I grew up in the high desert of Northern New Mexico. The actual boundaries of 'my' place included 21,000 acres, and it was all National Forest and more land around us. We had miles and miles of nature's playground for as far as we could go. My sister and I thought it would be fun to get lost, so when we were about 7 & 8, we tied up hobo sticks and headed for the hills. We packed some band aids, a snack and maybe a jacket, to make sure we had what we'd need. As soon as we lost sight of our house, we tied the bandannas over our eyes and spun around until we fell down, dizzy. Then, we stood up and look around, just hoping we were lost. Alas, with huge landmarks looming on every horizon, we always knew how to find our way back home.
I was thinking about this story recently when I was talking to my girls about "how it was when I was growing up." The freedom we had to bike/walk/hike/horseback ride was, of course, just what I knew at that point. The ranch I grew up on is a conference center where families vacation together for one week at a time, all summer long. Every Monday a new group of people would show up at the ranch and my sister and I would take stock of our friends for the week. Those kids were usually from the city. They had all sorts of rules about how far they could go and how long they could be gone before they had to check in with their parents. My sister and I would have left the house on June 1 and not come back until school started if we could have managed without a bed or shower for that long. We were always amazed at how scared the other kids were. They always needed flashlights for anything in the dark and carried around extra water and first aid kits with bug spray and extra sunscreen. We walked home over half a mile in the pitch black, every single night but wouldn't have been caught dead with a flashlight (this does include countless nights of sprinting, full speed ahead for the last couple of hundred feet and slamming into the front door consumed with fear of what sort of ghost could be right behind, but hey, we figured that out too!) We knew the ranch inside and out, in daylight and darkness and much better than the backs of our hands. I know what kind of 'trouble' we worked our selves into and I know we always worked ourselves out of it too. The things we learned while we were on our own are part of what makes us as adults. Knowing that I could figure out how to clean my own scraped up knee or how to figure out where we were and how to get home translates easily into getting through adult life.
My girls just watched 'Home Alone' for the first time and we had a hilarious discussion about what would happen if either of them were home, by themselves for three days. Sure, it's a different world but I struggle with giving them the time and space to figure things out on their own. This freedom is something I wish I could offer without the fear of Child Protective Services knocking at my door. I'm honestly not afraid for them, I am quite satisfied with the relative safety of our neighborhood and surrounding area and with the responsibility and know-how the girls have. It's not them, it's me! A good friend of mine ducked in to run an errand and left her kiddos in the car (on a cool day, with the windows cracked and a dog in the car for heaven's sake!) for less than 5 minutes and came back to a cop waiting for her. No one popped their head in the store to ask where the mom was, no one asked the kids if they were alright or how long they'd been there, they just called the police. Seriously? It seems not to be about the safety and independence of the children at that point, but rather a way to catch 'bad parents.' It is now 'suggested' that we don't leave kids at home alone until they're around 12, when they can, all of a sudden, start babysitting (Thankfully the law is a little more vague, so we do have some wiggle room as parents, but still.) So, we're supposed to assume that overnight they will be comfortable enough to stay in someone else's home, with responsibility for someone else's child when they've not even been alone in their own home?
Where is the balance?
Where is the path I can point the girls down and then let them walk without me?
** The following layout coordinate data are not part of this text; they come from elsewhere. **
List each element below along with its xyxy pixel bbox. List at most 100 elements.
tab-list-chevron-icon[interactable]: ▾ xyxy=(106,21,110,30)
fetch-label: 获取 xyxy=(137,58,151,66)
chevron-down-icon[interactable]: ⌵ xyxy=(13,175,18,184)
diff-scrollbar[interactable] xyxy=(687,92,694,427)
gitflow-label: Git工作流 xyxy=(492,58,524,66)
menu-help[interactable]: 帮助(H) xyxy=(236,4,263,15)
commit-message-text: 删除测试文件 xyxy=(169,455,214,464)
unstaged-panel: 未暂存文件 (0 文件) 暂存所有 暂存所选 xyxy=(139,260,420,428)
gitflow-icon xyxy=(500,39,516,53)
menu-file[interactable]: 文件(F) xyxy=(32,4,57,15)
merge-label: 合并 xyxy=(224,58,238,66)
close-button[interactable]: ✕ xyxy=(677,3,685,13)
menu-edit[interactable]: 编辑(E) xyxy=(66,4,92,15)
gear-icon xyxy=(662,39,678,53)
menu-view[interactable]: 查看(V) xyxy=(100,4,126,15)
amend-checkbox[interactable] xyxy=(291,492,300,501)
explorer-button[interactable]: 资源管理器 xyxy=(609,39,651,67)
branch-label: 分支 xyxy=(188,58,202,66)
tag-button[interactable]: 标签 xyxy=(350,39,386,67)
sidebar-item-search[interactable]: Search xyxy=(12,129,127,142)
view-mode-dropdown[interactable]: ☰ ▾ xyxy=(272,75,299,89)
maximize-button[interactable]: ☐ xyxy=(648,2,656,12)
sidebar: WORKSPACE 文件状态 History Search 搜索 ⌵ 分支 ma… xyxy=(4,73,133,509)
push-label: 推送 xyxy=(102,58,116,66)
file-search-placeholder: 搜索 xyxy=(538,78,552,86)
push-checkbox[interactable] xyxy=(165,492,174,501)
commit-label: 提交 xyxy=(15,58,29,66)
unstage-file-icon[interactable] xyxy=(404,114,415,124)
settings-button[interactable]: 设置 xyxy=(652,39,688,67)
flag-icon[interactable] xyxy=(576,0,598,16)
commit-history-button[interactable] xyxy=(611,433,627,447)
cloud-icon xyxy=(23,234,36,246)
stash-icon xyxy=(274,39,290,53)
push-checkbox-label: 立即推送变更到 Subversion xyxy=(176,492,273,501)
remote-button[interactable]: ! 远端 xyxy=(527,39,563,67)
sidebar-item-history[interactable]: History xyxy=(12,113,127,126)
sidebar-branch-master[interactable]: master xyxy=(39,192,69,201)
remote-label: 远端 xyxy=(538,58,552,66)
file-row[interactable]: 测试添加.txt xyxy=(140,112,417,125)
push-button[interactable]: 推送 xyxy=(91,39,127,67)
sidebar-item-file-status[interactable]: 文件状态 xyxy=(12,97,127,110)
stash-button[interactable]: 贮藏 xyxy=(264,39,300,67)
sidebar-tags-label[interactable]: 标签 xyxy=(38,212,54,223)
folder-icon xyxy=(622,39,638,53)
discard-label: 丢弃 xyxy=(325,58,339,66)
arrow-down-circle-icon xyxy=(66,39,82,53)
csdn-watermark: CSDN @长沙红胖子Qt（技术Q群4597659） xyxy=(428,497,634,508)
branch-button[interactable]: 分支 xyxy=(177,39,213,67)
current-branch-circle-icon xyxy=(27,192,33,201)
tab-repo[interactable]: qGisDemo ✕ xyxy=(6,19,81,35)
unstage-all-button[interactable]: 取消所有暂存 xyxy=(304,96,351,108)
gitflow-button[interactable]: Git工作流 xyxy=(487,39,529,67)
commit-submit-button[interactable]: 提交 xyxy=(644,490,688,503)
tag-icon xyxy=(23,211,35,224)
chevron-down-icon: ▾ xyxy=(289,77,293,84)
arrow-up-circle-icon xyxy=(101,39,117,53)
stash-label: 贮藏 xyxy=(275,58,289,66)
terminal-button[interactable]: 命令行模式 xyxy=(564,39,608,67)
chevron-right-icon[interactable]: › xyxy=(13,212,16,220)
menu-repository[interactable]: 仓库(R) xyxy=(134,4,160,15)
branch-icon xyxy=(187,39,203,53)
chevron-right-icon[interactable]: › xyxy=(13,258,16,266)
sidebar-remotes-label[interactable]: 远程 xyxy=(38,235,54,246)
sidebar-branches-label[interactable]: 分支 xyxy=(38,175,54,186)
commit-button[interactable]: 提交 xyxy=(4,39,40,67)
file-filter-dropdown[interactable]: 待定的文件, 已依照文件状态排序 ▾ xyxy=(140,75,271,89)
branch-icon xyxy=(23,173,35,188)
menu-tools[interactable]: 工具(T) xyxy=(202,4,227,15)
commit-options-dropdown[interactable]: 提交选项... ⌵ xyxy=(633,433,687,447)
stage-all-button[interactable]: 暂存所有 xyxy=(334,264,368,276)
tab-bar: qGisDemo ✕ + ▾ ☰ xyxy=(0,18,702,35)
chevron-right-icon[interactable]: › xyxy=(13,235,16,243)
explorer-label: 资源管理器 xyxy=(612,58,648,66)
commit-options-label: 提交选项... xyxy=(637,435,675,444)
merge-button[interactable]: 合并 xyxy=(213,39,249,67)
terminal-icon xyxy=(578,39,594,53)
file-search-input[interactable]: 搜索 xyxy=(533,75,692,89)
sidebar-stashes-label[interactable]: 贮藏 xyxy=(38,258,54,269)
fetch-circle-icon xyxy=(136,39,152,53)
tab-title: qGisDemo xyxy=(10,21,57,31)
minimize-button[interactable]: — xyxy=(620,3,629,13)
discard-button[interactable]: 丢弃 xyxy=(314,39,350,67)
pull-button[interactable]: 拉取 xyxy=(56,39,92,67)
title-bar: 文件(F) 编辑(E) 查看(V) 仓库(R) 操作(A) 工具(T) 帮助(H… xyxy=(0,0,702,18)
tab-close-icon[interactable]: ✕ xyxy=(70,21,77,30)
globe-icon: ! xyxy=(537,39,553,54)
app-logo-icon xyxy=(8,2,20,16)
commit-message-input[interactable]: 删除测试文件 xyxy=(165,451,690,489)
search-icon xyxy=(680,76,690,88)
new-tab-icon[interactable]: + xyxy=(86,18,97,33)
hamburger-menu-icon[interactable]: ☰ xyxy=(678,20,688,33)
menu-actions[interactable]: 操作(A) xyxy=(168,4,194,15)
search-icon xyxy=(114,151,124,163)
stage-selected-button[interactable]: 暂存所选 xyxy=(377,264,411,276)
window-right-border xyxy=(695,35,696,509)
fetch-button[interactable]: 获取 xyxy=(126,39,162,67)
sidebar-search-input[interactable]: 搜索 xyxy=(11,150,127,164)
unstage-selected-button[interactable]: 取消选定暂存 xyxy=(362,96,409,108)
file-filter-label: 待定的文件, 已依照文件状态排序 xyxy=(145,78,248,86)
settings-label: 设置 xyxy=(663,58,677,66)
How are they supposed to figure this stuff out when I am not allowed to let them go?
Absolutely. I struggle with this too... by 4th grade, I would ride my bike to school, come home, deliver papers, find my buddies, and goof off until my mom came home at 5:30 or so... our house rule was home by dark, but only because that's when dinner was served.
ReplyDeleteThe mayhem and stories we created in those late-elementary & middle school years are priceless and certainly made me who I am today. As you said, I learned to take care of my own business. Had to.
I truly think the original explosion of "Dateline NBC" and all the sensationalist "news" (which then created/enabled the FoxNews scare machine) that's out there has brainwashed everyone into thinking the United States is a very bad place that everyone should be afraid of... this leads to the narrative that we need to give up our freedoms to be protected from "all the horrible people people ruining our country" (maybe not an exact Trumpian quote, but close enough).
Enough of being scared. Enough of distrusting everyone. Enough of being disappointed all the time. Enough of it all!
I'm with you, musing hannah. Good stuff - keep posting. :)
Thanks Morgan! Fear mongering is what's ruining us!